Cheu, en escale à Bangkok, m’a laissé un message sur le portable de Ian. Je regrette un peu de lui avoir donné ce numéro en lui faisant part de mes projets le mois précédent. Comme toujours, il y a la perspective de quelques précieuses heures de tête-à-tête, durement volées à nos emplois du temps respectifs. Mais il y a aussi, à ce moment précis, cette fatigue incommensurable, cette impression de ne pas être vraiment moi-même, de m’être finalement habitué aux profondeurs inconnues et un peu inhospitalières de mon nouvel habitat. Je sais que la voir provoquera forcément une envie prématurée de remonter à la surface. Évidemment, Cheu a devancé mes états d’âme et ne m’a guère laissé le choix: son message se limite à l’heure de notre rendez-vous et le nom de l’hôtel dans le lobby duquel elle m’attendra.

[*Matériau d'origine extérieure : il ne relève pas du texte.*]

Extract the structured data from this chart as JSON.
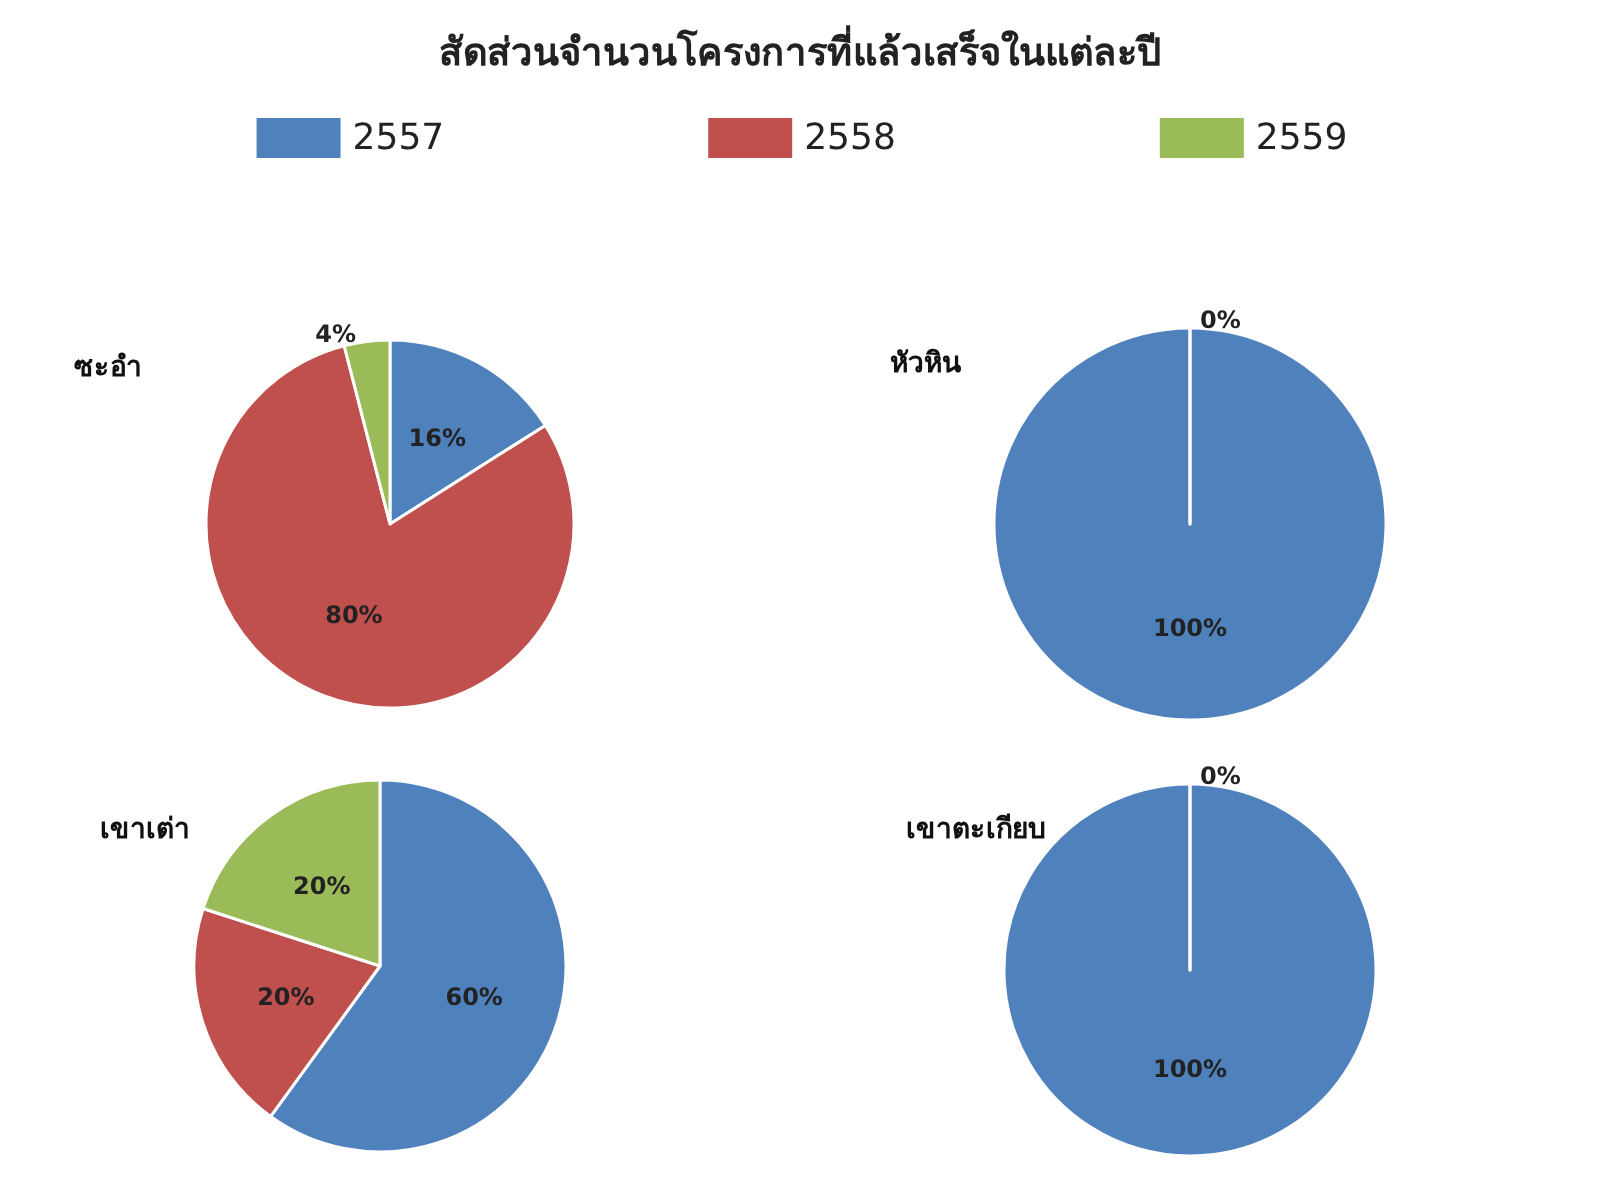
{
  "chart_data": [
    {
      "type": "pie",
      "title": "สัดส่วนจำนวนโครงการที่แล้วเสร็จในแต่ละปี",
      "subtitle": "ซะอำ",
      "legend": "top",
      "categories": [
        "2557",
        "2558",
        "2559"
      ],
      "values": [
        16,
        80,
        4
      ],
      "value_labels": [
        "16%",
        "80%",
        "4%"
      ],
      "colors": [
        "#4f81bd",
        "#c0504d",
        "#9bbb59"
      ]
    },
    {
      "type": "pie",
      "subtitle": "หัวหิน",
      "categories": [
        null,
        null,
        null
      ],
      "values": [
        100,
        0,
        0
      ],
      "value_labels": [
        "100%",
        "0%",
        null
      ],
      "colors": [
        "#4f81bd",
        "#c0504d",
        "#9bbb59"
      ]
    },
    {
      "type": "pie",
      "subtitle": "เขาเต่า",
      "categories": [
        null,
        null,
        null
      ],
      "values": [
        60,
        20,
        20
      ],
      "value_labels": [
        "60%",
        "20%",
        "20%"
      ],
      "colors": [
        "#4f81bd",
        "#c0504d",
        "#9bbb59"
      ]
    },
    {
      "type": "pie",
      "subtitle": "เขาตะเกียบ",
      "categories": [
        null,
        null,
        null
      ],
      "values": [
        100,
        0,
        0
      ],
      "value_labels": [
        "100%",
        "0%",
        null
      ],
      "colors": [
        "#4f81bd",
        "#c0504d",
        "#9bbb59"
      ]
    }
  ]
}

Ainsi en est-il décidé de ma seule demi-journée de repos de la semaine: Ian ayant malicieusement offert de me conduire lui-même, j’abandonne la mort dans l’âme, la perspective d’une après-midi dominicale passée à jouer aux dés allongé sur une banquette, pour les sièges trop raides d’un hôtel au luxe défraîchi savamment entretenu. Cheu connaît trop bien Bangkok pour se satisfaire des pathétiques palaces pour occidentaux rougeauds des abords du Chao Phraya… C’est sans surprise que je vois Ian zig-zagger sans fin dans un dédale de rues du centre-ville pour finalement déboucher sur un de ces vieux hôtels coloniaux entièrement peuplés de non-coloniaux.

C’est en passant le portier dans sa livrée vert olive impeccable que j’ai finalement pris conscience de la couche de poussière couvrant mes pieds nus ensavatées et du blanc un peu douteux de mon pantalon en lin, certes confortable pour le délassement d’après entraînement, mais peu conforme au standard costarkravatisé de l’endroit. C’est aussi en remarquant à quel point cela m’était bien égal que j’ai réalisé l’étendue de ma fatigue physique ou psychique: pas même la perspective de passer pour l’un de ces immondes touristes allemands aux manières néandertaliennes n’eut réussit à me faire attacher la moindre importance à mon apparence vestimentaire ce jour-là.

Un oolong-cha devant moi, je tente de m’absorber dans la contemplation des dernières pages de mon livre, quand le plus bellevillois des accents singapourien m’interpelle jovialement dans un français presque parfait. Ici plus que jamais, Cheu prend un visible plaisir à user de son français de troquet, allant jusqu’à forcer l’accent gouailleux tant qu’elle peut. Malgré cela, paresse des muscles et du cerveau aidant, la conversation regagne vite le confort linguistique de l’anglais mêlé des habituelles interjections sino-singapouriennes de rigueur. Avisant les mémoires de jeune fille chiante et rangée de Simone, posées sur un coin de la table, Cheu me demande avec un sourire dubitatif un peu insultant d’où me vient ce soudain intérêt pour la genèse du féminisme franco-bourgeois. Je lui réponds que d’une part, j’ai toujours été un ardent féministe, mais qu’en l’occurrence, cela n’a rien à voir : il s’agit juste de savoir comment Sartre a réussi à coucher avec elle. Entre intellectuels rébarbatifs au physique ingrat, on sait jamais, ça peut servir.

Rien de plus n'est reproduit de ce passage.